Надо же сговориться!.. Так нельзя!..
Лавренко вдруг охватила такая злость, что он громко вскрикнул:
- Да что это такое?..
Но в поднявшемся шуме и аплодисментах голос его бессильно заглох.
XI
Когда собственные экипажи, блестящие и аккуратные, наполненные
пожилыми, чистыми и важными на вид людьми, катились по улицам, все, и
обтрепанные мастеровые, и матросы, и кучки дружинников с красными повязками,
вся огромная масса людей, которая здесь, далеко от порта, была тише и больше
в ней было растерянности и недоумения, смотрела им вслед серьезно и
внимательно.
- Депутаты, депутаты! - слышались голоса, и в них было определенное
выражение неопределенной надежды.
Казалось, что если такие важные, всеми уважаемые, солидные люди, из
которых почти каждый был каким-нибудь начальником большего или меньшего
числа людей, взялись за дело, то оно должно принять новый, нужный оборот,
после которого минуют тяжелая тревога и растерянность.

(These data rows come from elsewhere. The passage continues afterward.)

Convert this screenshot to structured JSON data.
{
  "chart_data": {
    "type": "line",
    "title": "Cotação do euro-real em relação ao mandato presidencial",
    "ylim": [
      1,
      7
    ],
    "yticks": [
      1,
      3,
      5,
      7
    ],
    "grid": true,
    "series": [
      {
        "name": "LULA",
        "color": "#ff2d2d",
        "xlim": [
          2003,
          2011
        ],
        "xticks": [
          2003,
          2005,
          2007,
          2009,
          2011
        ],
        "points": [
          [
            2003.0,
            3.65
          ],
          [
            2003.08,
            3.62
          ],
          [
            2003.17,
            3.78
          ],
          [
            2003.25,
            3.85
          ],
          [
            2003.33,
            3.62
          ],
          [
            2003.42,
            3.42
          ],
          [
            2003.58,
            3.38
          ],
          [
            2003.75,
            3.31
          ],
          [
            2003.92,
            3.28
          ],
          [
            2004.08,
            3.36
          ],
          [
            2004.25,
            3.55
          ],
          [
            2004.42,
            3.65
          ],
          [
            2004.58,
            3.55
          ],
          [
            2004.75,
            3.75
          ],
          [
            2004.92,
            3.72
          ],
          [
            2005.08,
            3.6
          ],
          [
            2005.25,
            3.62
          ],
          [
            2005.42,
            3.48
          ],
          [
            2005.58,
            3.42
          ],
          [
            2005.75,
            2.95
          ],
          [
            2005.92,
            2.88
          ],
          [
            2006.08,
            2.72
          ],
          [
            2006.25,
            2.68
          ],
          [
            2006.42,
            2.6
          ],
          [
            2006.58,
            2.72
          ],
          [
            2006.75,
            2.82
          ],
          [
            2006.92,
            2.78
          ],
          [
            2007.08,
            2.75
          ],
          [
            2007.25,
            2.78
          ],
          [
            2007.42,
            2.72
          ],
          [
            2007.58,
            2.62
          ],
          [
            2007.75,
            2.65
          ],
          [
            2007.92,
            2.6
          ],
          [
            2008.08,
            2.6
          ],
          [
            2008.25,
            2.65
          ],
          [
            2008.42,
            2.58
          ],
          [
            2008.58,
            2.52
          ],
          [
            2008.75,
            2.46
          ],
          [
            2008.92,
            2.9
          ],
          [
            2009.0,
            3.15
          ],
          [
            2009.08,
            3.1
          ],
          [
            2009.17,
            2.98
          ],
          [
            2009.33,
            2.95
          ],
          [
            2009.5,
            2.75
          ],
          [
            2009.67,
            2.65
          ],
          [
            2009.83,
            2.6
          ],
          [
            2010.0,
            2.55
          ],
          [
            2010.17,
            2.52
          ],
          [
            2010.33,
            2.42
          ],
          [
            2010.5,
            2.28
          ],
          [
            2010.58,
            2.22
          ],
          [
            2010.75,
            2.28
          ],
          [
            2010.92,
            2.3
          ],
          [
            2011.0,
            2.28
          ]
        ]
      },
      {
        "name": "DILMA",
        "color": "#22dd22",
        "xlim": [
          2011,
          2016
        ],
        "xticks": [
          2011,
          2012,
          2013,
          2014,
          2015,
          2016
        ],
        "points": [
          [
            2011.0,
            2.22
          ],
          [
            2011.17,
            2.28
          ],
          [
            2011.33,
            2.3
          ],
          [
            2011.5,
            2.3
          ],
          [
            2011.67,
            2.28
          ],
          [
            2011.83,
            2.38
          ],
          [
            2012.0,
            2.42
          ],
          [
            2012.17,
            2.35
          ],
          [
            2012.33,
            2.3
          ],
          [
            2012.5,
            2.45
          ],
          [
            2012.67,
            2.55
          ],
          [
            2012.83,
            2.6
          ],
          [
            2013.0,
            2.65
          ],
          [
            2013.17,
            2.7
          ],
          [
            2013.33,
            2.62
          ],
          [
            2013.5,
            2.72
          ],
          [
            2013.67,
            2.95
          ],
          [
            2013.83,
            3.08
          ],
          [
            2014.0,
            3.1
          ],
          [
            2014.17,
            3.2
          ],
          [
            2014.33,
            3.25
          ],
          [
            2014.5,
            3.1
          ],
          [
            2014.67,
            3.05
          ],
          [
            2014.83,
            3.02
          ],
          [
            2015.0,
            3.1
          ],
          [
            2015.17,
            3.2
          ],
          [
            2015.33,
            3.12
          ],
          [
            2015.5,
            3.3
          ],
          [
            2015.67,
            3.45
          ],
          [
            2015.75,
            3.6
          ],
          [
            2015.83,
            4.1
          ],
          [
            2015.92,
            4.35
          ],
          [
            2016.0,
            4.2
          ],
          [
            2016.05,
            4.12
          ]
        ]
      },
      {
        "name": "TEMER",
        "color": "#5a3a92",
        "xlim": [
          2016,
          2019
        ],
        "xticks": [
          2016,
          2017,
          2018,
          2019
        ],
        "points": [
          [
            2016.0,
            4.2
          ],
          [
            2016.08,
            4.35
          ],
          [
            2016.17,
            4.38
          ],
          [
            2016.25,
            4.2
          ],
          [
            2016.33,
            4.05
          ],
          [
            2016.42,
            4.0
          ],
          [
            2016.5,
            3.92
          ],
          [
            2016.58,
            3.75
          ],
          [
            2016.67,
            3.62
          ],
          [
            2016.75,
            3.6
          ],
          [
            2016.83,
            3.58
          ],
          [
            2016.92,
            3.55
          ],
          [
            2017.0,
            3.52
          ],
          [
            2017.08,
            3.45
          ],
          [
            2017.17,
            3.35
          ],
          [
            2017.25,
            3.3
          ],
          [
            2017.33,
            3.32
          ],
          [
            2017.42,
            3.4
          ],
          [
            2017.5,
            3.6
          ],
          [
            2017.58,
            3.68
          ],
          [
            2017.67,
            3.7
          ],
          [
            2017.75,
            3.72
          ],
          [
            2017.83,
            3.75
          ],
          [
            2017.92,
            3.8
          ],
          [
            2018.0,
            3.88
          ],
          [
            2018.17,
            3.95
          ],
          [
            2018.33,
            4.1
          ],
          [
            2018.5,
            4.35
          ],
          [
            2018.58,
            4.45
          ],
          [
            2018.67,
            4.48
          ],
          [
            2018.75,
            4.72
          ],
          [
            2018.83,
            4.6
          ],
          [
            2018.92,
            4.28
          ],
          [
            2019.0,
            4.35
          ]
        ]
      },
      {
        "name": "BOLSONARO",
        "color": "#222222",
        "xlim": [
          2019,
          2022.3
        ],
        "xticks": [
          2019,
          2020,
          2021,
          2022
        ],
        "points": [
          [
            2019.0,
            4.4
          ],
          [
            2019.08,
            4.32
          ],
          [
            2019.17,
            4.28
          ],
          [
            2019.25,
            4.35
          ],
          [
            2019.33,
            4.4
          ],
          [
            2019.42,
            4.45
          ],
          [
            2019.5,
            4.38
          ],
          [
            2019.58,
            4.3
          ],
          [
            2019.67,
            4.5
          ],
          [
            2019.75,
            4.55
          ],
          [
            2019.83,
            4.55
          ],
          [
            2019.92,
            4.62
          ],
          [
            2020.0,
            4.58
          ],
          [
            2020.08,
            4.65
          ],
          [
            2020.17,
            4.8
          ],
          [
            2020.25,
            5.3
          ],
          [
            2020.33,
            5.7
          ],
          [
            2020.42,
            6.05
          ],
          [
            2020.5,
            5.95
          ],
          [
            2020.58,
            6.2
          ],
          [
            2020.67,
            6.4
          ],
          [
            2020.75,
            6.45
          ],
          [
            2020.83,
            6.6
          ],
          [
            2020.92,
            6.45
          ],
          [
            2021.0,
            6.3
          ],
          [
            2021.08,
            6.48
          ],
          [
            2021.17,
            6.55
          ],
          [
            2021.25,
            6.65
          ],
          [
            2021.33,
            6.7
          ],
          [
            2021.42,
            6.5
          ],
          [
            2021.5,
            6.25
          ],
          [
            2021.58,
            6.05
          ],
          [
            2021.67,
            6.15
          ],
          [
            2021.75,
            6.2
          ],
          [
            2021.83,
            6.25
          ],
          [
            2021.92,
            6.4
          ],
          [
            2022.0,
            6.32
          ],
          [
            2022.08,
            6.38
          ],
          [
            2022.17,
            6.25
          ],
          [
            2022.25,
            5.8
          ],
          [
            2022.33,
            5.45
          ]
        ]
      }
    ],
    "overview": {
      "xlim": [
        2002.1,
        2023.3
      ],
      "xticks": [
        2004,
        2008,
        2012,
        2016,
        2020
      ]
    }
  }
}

И даже самому Лавренко стало легче и веселей.
"Должны же там понять", - успокоительно думал он и старался не замечать
кроющегося где-то глубоко в душе недоумения, - что именно понять? И что
делать, если не поймут, - а не поймут наверное!
У дворца, который вблизи показался Лавренко еще больше и значительнее,
стояли пушки и ряды солдат, среди которых виднелись кучки блестевших своими
серыми шинелями офицеров. Они и солдаты смотрели на вылезающих солидных
людей, в пальто и цилиндрах, с ожиданием, без вражды.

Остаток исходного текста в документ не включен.